Pourtant, ces gens sont souvent oubliés – on les dit parfois invisibles. Dans la continuité du remarquable travail de Denis Jacquat, le présent rapport a le mérite les rappeler à notre mémoire.

En 2004, un rapport du Haut conseil à l'intégration proclamait précisément les chibanis « grands oubliés de l'intégration ». Vous-même, madame la présidente, évoquiez ce documentaire au si beau titre : Perdus entre deux rives, les chibanis oubliés. Tout est dit.

Le rapport pose des questions fondamentales, des questions humaines, et de respects vis-à-vis de ces personnes. Elles concernent l'accès à la nationalité, l'accès aux droits sociaux, au logement. Ces personnes âgées, qui ont cotisé pendant toute leur vie, ont des droits que nul ne saurait remettre en cause. Cela étant, la problématique du droit à la circulation entre la France et les pays d'origine est exemplaire des difficultés rencontrées.

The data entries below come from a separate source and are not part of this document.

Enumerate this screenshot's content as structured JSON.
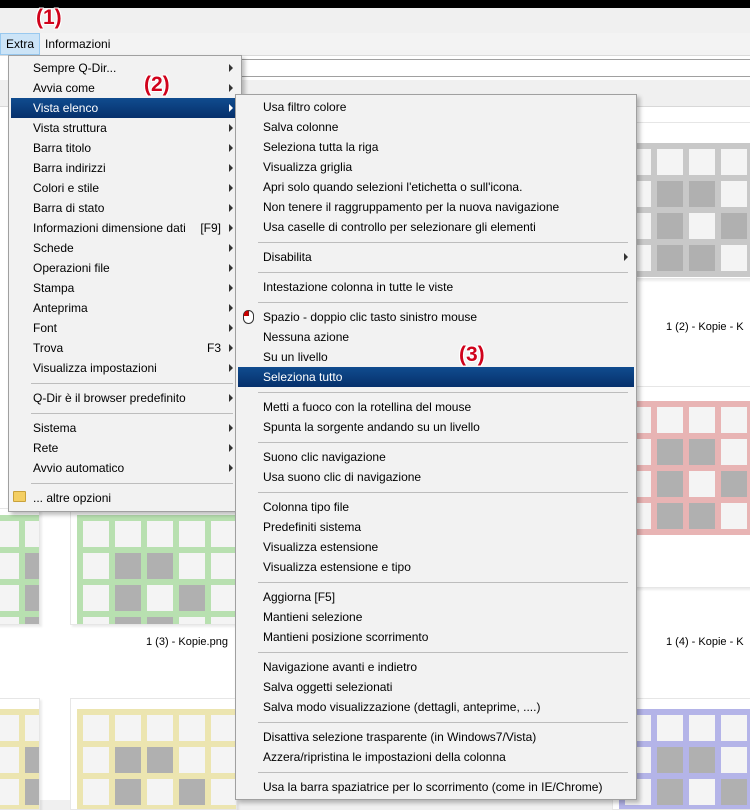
{
  "annotations": {
    "a1": "(1)",
    "a2": "(2)",
    "a3": "(3)"
  },
  "menubar": {
    "extra": "Extra",
    "extra_underline": "x",
    "informazioni": "Informazioni"
  },
  "captions": {
    "c1": "1 (2) - Kopie - K",
    "c2": "1 (3) - Kopie.png",
    "c3": "1 (4) - Kopie - K"
  },
  "colors": {
    "selected_bg": "#0a3a7a",
    "green": "#b8e0b0",
    "gray": "#c8c8c8",
    "red": "#e8b4b4",
    "yellow": "#ece5b0",
    "blue": "#b4b4e8",
    "annotation": "#d0021b"
  },
  "menu": {
    "items": [
      {
        "label": "Sempre Q-Dir...",
        "submenu": true
      },
      {
        "label": "Avvia come",
        "submenu": true
      },
      {
        "label": "Vista elenco",
        "submenu": true,
        "selected": true
      },
      {
        "label": "Vista struttura",
        "submenu": true
      },
      {
        "label": "Barra titolo",
        "submenu": true
      },
      {
        "label": "Barra indirizzi",
        "submenu": true
      },
      {
        "label": "Colori e stile",
        "submenu": true
      },
      {
        "label": "Barra di stato",
        "submenu": true
      },
      {
        "label": "Informazioni dimensione dati",
        "shortcut": "[F9]",
        "submenu": true
      },
      {
        "label": "Schede",
        "submenu": true
      },
      {
        "label": "Operazioni file",
        "submenu": true
      },
      {
        "label": "Stampa",
        "submenu": true
      },
      {
        "label": "Anteprima",
        "submenu": true
      },
      {
        "label": "Font",
        "submenu": true
      },
      {
        "label": "Trova",
        "shortcut": "F3",
        "submenu": true
      },
      {
        "label": "Visualizza impostazioni",
        "submenu": true
      },
      {
        "separator": true
      },
      {
        "label": "Q-Dir è il browser predefinito",
        "submenu": true
      },
      {
        "separator": true
      },
      {
        "label": "Sistema",
        "submenu": true
      },
      {
        "label": "Rete",
        "submenu": true
      },
      {
        "label": "Avvio automatico",
        "submenu": true
      },
      {
        "separator": true
      },
      {
        "label": "... altre opzioni",
        "icon": "folder-icon"
      }
    ]
  },
  "submenu": {
    "items": [
      {
        "label": "Usa filtro colore"
      },
      {
        "label": "Salva colonne"
      },
      {
        "label": "Seleziona tutta la riga"
      },
      {
        "label": "Visualizza griglia"
      },
      {
        "label": "Apri solo quando selezioni l'etichetta o sull'icona."
      },
      {
        "label": "Non tenere il raggruppamento per la nuova navigazione"
      },
      {
        "label": "Usa caselle di controllo per selezionare gli elementi"
      },
      {
        "separator": true
      },
      {
        "label": "Disabilita",
        "submenu": true
      },
      {
        "separator": true
      },
      {
        "label": "Intestazione colonna in tutte le viste"
      },
      {
        "separator": true
      },
      {
        "label": "Spazio - doppio clic tasto sinistro mouse",
        "icon": "mouse-icon"
      },
      {
        "label": "Nessuna azione"
      },
      {
        "label": "Su un livello"
      },
      {
        "label": "Seleziona tutto",
        "selected": true
      },
      {
        "separator": true
      },
      {
        "label": "Metti a fuoco con la rotellina del mouse"
      },
      {
        "label": "Spunta la sorgente andando su un livello"
      },
      {
        "separator": true
      },
      {
        "label": "Suono clic navigazione"
      },
      {
        "label": "Usa suono clic di navigazione"
      },
      {
        "separator": true
      },
      {
        "label": "Colonna tipo file"
      },
      {
        "label": "Predefiniti sistema"
      },
      {
        "label": "Visualizza estensione"
      },
      {
        "label": "Visualizza estensione e tipo"
      },
      {
        "separator": true
      },
      {
        "label": "Aggiorna [F5]"
      },
      {
        "label": "Mantieni selezione"
      },
      {
        "label": "Mantieni posizione scorrimento"
      },
      {
        "separator": true
      },
      {
        "label": "Navigazione avanti e indietro"
      },
      {
        "label": "Salva oggetti selezionati"
      },
      {
        "label": "Salva modo visualizzazione (dettagli, anteprime, ....)"
      },
      {
        "separator": true
      },
      {
        "label": "Disattiva selezione trasparente (in Windows7/Vista)"
      },
      {
        "label": "Azzera/ripristina le impostazioni della colonna"
      },
      {
        "separator": true
      },
      {
        "label": "Usa la barra spaziatrice per lo scorrimento (come in IE/Chrome)"
      }
    ]
  }
}
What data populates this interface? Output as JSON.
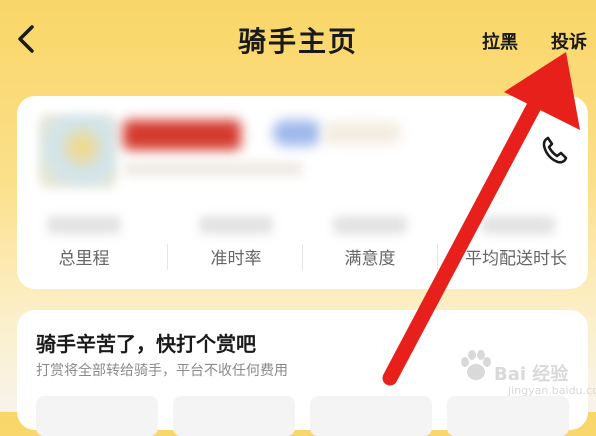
{
  "header": {
    "title": "骑手主页",
    "actions": [
      {
        "label": "拉黑"
      },
      {
        "label": "投诉"
      }
    ]
  },
  "rider_card": {
    "stats": [
      {
        "label": "总里程"
      },
      {
        "label": "准时率"
      },
      {
        "label": "满意度"
      },
      {
        "label": "平均配送时长"
      }
    ]
  },
  "tip_card": {
    "title": "骑手辛苦了，快打个赏吧",
    "subtitle": "打赏将全部转给骑手，平台不收任何费用"
  },
  "annotation": {
    "arrow_color": "#e8201c"
  },
  "watermark": {
    "text": "Bai 经验",
    "sub": "jingyan.baidu.com"
  },
  "icons": [
    "back-icon",
    "phone-icon",
    "red-arrow-annotation",
    "paw-watermark-icon"
  ]
}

L'accès à ces droits doit être facilité, et c'est l'honneur de notre pays de reconnaître la place de ceux qui ont contribué à sa prospérité.

Quelle est la situation dans d'autres pays européens ? Quelle reconnaissance accordent-ils à ces hommes venus apporter leur savoir-faire, leur travail et leur sueur dans des métiers souvent difficiles ? Qu'ont-ils mis en oeuvre ?

Par ailleurs, selon quels critères géographiques ces personnes immigrées âgées, porteuses d'une autre culture et d'autres origines, et que nous avons toujours plaisir à saluer lorsque nous allons dans les quartiers, sont-elles installées ? Ces gens suscitent le respect notamment parce qu'ils sont respectueux des règles républicaines. Nous ne pouvons remettre en cause cette vision qu'ils ont de la France, qui se doit, quant à elle, de leur porter le même respect.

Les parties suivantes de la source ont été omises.